Ohne Zweifel hat die Veränderung der politischen Agenda durch aktuelle Ereignisse in den letzten Wochen vor dem Wahltermin der Regierung geholfen, Handlungsfähigkeit zu zeigen und sich in der Gruppe der bis dahin unentschlossenen, wechselbereiten Wähler die notwendige Mehrheit zu sichern. Und ohne Zweifel haben Gerhard Schröder und zum Schluss auch Joschka Fischer -gestützt auf hohe Sympathiewerte - die Übersetzungsleistung dieser Themen und die Mobilisierung der Zögernden in ihrer Wählerschaft zustande gebracht. Dieser knappe Sieg war jedoch nur möglich, weil trotz hoher und immer noch steigender Wechselbereitschaft vieler Wähler der Schritt zur Alternative nur dann zuverlässig vollzogen wird, wenn bei der Opposition eine überzeugende Lösungskompetenz für die anstehenden Probleme zu erkennen ist. Das war nicht der Fall. Wechseln ist nun mal für viele schwerer, als beim Alten zu bleiben. Die "Stabilität" der Regierungen vor 1998 ist dafür ein eindrucksvoller Beweis.
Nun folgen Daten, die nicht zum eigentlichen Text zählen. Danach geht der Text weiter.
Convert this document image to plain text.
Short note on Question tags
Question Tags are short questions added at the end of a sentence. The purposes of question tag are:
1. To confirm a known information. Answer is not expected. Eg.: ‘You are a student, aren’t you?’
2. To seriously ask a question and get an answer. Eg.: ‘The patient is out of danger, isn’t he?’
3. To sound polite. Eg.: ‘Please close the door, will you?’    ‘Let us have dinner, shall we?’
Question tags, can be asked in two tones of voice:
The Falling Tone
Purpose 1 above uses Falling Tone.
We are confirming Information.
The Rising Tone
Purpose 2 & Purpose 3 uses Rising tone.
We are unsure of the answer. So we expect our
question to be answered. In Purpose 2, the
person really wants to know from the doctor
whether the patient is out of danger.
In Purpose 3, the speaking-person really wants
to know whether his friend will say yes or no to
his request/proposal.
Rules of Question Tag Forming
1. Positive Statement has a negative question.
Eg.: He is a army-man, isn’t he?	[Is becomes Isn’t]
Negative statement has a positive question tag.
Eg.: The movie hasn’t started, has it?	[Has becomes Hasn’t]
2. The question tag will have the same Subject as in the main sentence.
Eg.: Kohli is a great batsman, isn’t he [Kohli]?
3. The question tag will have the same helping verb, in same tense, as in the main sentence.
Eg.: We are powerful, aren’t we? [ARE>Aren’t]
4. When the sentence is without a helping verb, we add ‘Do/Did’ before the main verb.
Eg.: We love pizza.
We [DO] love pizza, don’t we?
Bei dieser Wahl wird ein weiteres Mal deutlich, dass die Wähler in den neuen Bundesländern die moderneren, die flexibleren Demokraten sind: Weniger festgelegt in der Vorstellung, überhaupt zur Wahl gehen zu müssen, aber auch weniger festgelegt, welche Partei sie wählen. Diese Wechselbereitschaft ist im Osten bei Frauen wie bei Männern vorhanden, bei Jungen wie bei Älteren, bei ökonomisch Erfolgreichen wie bei wirtschaftlich schlechter Gestellten.
Im Westen ist diese Entwicklung noch etwas gebremst, aber unübersehbar und weiter auf dem Vormarsch. Alte Zuordnungen werden immer weniger verlässlich, das gilt für die strukturellen Zuordnungen und das gilt auch für Regionen. Parteien müssen immer mehr bzw. immer heterogenere Gruppen ansprechen. Die Wahlkämpfe werden länger und schwieriger, aber auch wichtiger. Personen haben im neuen Geflecht sogar eher größere Chancen, aber auch der Absturz vollzieht sich möglicherweise schneller und ist gefährlicher.
Die rot-grüne Koalition ist knapp bestätigt worden, weil die Union - einschließlich ihres Spitzenkandidaten - nicht wirklich als die zwingende Alternative angesehen wurde. Die FDP hat eine unklare Koalitionspolitik betrieben, fehlgeleitet durch eine völlig unrealistische Strategie, und fiel deshalb als verstärkende Oppositionskraft bei der Ablösung der Regierung weitgehend aus. Die PDS ist gescheitert, wohl auf Dauer, weil sie nicht im 21. Jahrhundert angekommen ist und die Wähler ihr nicht zutrauen, dass sie irgendwelche Probleme lösen könnte.
Die neue Regierung wird es sehr schwer haben, gegen eine gestärkte Opposition insgesamt und gegen die wahrscheinlich anhaltende Mehrheit im Bundesrat anderer Couleur anzukommen. Viel Mut ist gefordert, um begonnene Reformvorhaben gegen eine Vielfalt widersprechender Interessen durchzusetzen. Dazu wären Visionen erforderlich, die aus heutiger Sicht nicht erkennbar sind.